OpenWeatherMap API to S3 bucket to Snowflake ETL Pipeline by Airflow on EC2 with Slack notification

This is my second ETL project based on AWS Cloud. The project was inspired by the tutorials of Dr Yemi Olanipekun. This data pipeline orchestration uses Apache Airflow on AWS EC2.

It demonstrates how to build an ETL data pipeline that would extract data (JSON) from the OpenWeatherMap API, transform it, dump it as CSV in S3 bucket, then copy it to destination tables in Snowflake DW and send Slack notification.

GENERAL OVERVIEW OF PROJECT

This basic BI Engineering project which I did demonstrates the process of how to extract the current weather information for a list of 5 cities from the Open Weather Map (OWM) API (https://openweathermap.org/), used Python to perform data transformation, loaded the resulting data into an Amazon S3 bucket using Bash command and thereafter send out a Slack notification to a stakeholder channel.

This ETL pipeline (workflow) was orchestrated and scheduled using Apache airflow running in an AWS EC2 instance. The orchestration would run every 5 minutes, and has just one retry attempt for an operation.

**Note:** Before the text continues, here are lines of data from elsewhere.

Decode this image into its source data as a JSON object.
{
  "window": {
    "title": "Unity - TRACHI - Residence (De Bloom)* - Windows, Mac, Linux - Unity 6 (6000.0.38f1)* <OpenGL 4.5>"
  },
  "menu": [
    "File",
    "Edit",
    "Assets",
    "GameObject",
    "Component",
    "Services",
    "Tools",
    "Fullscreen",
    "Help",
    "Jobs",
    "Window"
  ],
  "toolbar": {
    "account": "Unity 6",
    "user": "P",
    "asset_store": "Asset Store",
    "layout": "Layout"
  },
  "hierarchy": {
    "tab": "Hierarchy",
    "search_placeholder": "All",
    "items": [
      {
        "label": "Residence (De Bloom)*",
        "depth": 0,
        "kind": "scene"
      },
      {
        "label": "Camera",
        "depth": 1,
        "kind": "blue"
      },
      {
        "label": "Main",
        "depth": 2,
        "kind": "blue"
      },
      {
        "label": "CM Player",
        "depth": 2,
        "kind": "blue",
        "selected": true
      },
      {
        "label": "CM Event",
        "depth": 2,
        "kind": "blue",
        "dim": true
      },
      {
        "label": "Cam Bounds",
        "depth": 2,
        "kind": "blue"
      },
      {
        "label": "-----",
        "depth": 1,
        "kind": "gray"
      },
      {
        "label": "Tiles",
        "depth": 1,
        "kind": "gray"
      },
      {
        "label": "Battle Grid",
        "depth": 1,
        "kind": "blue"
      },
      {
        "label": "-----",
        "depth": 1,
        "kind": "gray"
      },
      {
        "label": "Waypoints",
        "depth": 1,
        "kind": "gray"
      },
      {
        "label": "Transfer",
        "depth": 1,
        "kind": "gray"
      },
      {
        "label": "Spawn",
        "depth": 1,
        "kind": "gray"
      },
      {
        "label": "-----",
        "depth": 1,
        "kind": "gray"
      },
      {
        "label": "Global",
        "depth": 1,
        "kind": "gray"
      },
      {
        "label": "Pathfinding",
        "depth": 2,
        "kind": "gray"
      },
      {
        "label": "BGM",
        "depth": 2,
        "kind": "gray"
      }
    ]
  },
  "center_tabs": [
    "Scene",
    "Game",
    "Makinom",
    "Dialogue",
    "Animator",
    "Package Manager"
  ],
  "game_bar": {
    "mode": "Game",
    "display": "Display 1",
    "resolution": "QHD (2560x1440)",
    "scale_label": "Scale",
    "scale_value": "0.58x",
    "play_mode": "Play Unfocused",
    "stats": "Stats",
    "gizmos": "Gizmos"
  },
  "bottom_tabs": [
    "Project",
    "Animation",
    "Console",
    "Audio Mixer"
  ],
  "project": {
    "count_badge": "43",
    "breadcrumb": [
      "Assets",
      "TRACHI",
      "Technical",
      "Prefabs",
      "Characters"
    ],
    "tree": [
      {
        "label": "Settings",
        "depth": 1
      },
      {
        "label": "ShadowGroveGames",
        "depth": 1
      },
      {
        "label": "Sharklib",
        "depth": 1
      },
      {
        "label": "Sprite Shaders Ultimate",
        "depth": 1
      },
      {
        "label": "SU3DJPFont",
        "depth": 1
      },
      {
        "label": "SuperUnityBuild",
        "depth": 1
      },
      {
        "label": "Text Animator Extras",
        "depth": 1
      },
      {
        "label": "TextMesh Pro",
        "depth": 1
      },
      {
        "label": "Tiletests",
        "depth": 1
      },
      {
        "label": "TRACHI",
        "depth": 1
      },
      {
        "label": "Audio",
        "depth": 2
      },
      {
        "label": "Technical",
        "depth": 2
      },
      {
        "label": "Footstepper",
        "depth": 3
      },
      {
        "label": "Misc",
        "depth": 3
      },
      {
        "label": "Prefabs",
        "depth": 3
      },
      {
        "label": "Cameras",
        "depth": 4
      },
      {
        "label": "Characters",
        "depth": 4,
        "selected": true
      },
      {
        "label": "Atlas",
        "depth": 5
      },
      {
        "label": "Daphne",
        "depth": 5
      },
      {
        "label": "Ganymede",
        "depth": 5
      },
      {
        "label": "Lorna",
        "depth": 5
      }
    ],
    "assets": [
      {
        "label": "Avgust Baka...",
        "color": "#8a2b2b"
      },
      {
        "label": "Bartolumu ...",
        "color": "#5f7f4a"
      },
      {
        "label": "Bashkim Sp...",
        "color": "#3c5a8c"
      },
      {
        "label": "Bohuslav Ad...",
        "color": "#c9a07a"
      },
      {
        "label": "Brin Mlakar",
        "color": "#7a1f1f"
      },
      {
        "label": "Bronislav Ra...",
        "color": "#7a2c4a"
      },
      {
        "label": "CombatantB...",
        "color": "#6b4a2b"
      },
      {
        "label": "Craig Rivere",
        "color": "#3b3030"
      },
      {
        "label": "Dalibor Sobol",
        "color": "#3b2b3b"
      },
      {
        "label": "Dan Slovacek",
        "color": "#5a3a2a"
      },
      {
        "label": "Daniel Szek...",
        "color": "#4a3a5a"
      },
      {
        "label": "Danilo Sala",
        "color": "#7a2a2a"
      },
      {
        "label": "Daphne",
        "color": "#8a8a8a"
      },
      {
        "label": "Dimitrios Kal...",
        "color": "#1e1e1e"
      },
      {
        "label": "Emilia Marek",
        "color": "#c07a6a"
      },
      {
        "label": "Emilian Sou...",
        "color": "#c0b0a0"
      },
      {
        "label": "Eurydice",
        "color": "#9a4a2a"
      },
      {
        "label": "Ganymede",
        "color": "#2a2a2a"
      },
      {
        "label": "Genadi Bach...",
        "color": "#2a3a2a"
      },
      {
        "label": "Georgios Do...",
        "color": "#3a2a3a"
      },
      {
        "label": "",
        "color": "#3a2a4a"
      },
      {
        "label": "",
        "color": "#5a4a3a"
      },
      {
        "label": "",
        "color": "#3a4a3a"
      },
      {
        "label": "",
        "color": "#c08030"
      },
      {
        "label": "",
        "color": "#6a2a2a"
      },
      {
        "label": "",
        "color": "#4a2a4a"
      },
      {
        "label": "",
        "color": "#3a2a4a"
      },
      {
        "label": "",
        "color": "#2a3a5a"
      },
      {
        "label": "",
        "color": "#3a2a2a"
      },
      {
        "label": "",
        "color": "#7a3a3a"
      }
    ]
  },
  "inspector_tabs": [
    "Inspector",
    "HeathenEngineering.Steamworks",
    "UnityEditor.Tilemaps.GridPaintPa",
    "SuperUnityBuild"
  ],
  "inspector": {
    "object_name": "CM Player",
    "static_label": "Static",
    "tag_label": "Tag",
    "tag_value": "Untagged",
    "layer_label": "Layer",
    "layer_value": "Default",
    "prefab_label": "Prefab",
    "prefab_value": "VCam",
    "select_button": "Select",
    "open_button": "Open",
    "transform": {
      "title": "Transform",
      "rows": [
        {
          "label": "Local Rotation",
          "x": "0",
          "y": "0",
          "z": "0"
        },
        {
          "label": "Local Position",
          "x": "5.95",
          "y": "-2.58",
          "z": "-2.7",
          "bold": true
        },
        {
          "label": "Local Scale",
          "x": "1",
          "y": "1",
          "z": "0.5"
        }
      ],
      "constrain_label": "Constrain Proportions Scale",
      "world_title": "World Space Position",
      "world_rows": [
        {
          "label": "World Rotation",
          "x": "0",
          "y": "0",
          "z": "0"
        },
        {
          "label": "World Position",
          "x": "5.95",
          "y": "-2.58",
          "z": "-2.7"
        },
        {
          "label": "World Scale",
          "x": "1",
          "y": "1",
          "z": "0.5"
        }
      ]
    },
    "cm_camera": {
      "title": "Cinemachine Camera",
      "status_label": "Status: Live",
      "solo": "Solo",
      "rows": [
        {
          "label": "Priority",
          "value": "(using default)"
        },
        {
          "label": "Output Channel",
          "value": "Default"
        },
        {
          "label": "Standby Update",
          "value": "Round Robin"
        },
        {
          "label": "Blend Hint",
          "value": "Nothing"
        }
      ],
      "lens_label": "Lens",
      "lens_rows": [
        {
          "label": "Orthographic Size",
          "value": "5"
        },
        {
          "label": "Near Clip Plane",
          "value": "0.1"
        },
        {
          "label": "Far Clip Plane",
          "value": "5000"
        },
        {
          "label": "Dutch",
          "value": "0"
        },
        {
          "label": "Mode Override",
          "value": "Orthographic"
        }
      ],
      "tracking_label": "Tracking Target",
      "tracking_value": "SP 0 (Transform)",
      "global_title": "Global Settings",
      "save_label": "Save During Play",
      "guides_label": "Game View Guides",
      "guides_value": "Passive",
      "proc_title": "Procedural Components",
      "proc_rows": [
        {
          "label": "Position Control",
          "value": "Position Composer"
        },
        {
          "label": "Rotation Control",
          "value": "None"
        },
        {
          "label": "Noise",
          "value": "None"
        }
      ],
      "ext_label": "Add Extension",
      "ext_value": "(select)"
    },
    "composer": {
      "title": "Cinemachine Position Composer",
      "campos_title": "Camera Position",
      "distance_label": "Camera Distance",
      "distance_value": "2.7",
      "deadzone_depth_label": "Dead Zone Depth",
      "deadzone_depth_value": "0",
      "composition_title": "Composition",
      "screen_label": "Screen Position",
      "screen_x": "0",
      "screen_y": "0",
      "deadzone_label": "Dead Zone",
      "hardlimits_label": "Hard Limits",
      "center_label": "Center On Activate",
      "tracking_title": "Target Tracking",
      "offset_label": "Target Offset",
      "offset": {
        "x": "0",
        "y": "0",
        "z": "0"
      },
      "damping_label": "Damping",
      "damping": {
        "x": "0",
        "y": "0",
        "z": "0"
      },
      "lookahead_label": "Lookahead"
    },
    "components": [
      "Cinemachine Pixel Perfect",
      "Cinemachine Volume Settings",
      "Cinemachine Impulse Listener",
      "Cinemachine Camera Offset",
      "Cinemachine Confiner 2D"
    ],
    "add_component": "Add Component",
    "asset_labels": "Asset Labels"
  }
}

Apache Airflow is an open-source platform used for orchestrating and scheduling workflows of tasks and data pipelines.

The project covers the fundamental concepts of Apache Airflow such as DAG (Directed Acyclic Graph) and Operators, and it shows how to schedule the ETL pipeline. It begins with extracting JSON format data from the API, and then transforming it into CSV format while applying some logic and calculations on the dataset. The orchestration proceeds to dump the CSV file into an S3 bucket data lake. The project then concludes by loading the data from the S3 bucket into corresponding tables in an already prepared Snowflake data warehouse.

The project exemplifies how to use the S3Hook to interact with CSV files present in an S3 bucket. In addition, it features how to create a stage area in Snowflake that points to an Amazon S3 bucket.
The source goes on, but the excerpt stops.